Typography is defined as the style or appearance of printed matter in order to give a certain effect to best convey meaning in a poem. During Donne's lifetime, it was standard to use the long s, which appears more like the letter 'f', and presents an ambiguity in the printed version of the poem. The third line, "It suck'd me first, and now sucks thee," would have been printed as "It ſuck'd me first, and now ſucks thee,", which could allude to exactly what the narrator thought the flea, and he himself wished, to be doing.
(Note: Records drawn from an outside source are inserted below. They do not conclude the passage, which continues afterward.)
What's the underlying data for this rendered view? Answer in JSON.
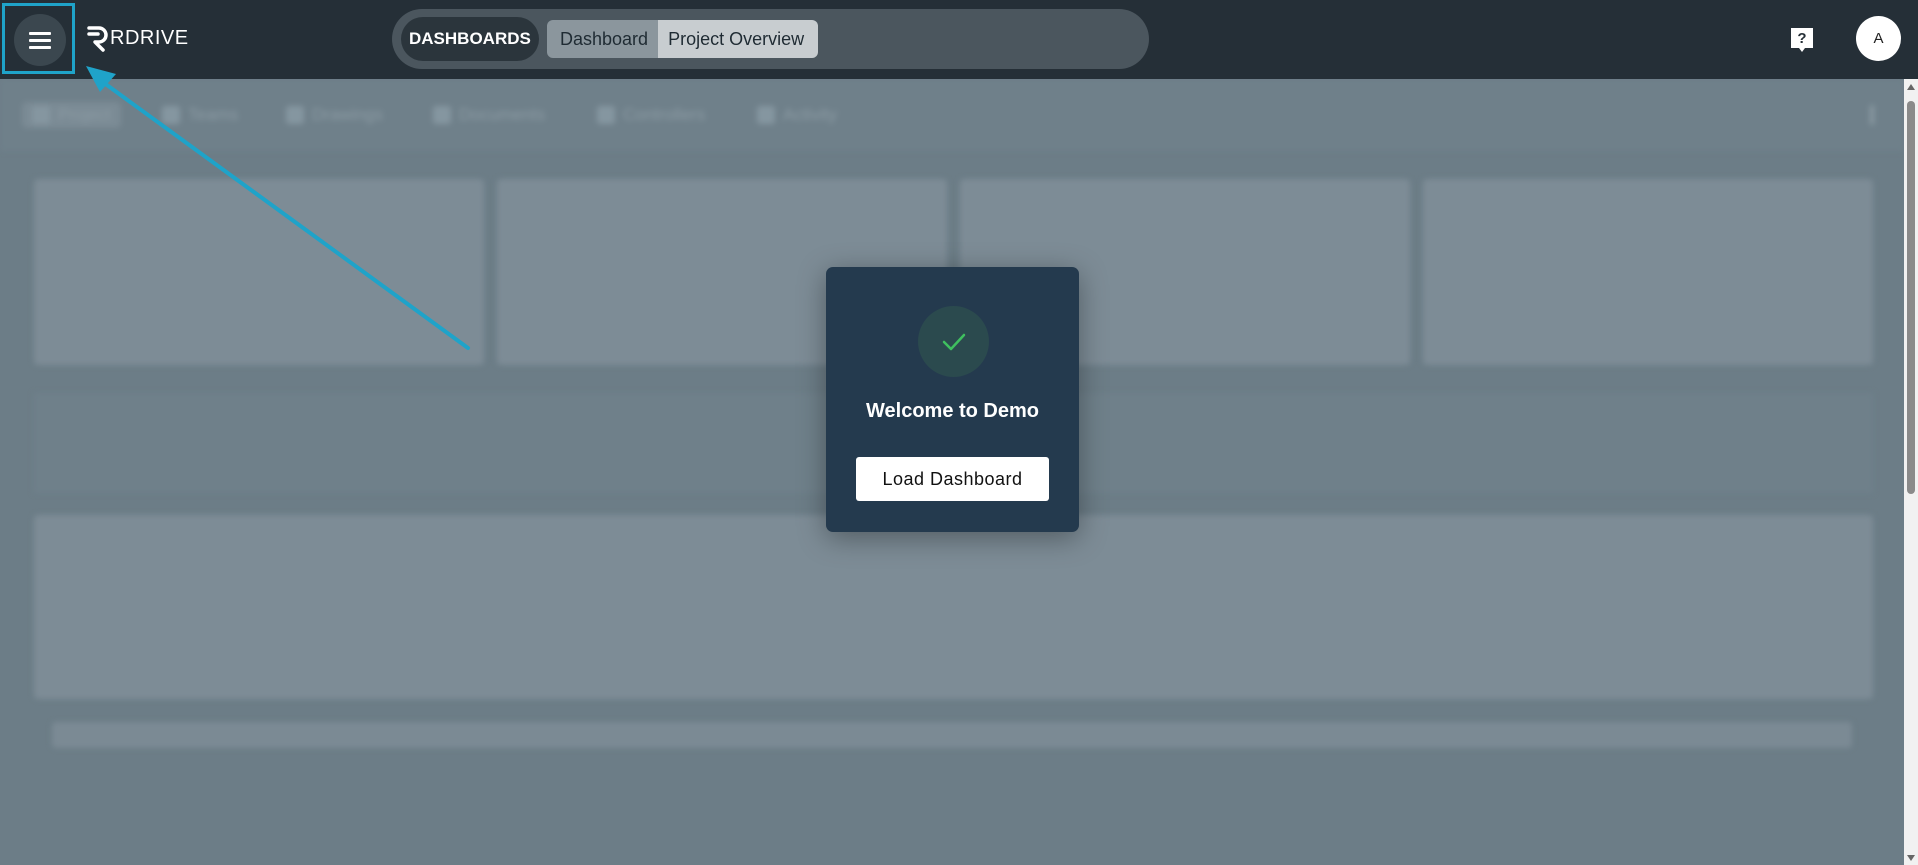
{
  "app": {
    "brand": "RDRIVE",
    "section_label": "DASHBOARDS",
    "tabs": [
      "Dashboard",
      "Project Overview"
    ],
    "user_initial": "A"
  },
  "toolbar": {
    "items": [
      "Project",
      "Teams",
      "Drawings",
      "Documents",
      "Controllers",
      "Activity"
    ]
  },
  "modal": {
    "title": "Welcome to Demo",
    "button_label": "Load Dashboard"
  },
  "colors": {
    "topbar": "#252f37",
    "annotation": "#1fa3c9",
    "modal_bg": "#243a4e",
    "check": "#3fbf5f"
  },
  "icons": [
    "menu-icon",
    "logo-mark-icon",
    "help-icon",
    "check-icon",
    "kebab-menu-icon"
  ]
}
Scholars such as Andrew Keener suggest that Donne knew of this word for fornication because one of his contemporaries, John Florio, published a dictionary in 1598 that included the word fornication, which Donne is likely to have been familiar with.

== Metaphysical poetry ==
Donne was the most influential metaphysical poet. His personal relationship with religion and sexual relations seem to influence the majority of his work. The psychological analysis and sexual realism of his work are key to the development of poetic style. Nayeli Riano believes "The Flea" gives a new outlook to metaphysical poetry combining philosophical and spiritual approach that conveys an obscene word choice.

Metaphysical poetry, the natural that too is unnatural, is seldom direct and easy to decipher; making it intellectually stimulating to read. Donne's themes are explained through unusual metaphors turning the strangest idea into the depiction of the human experience.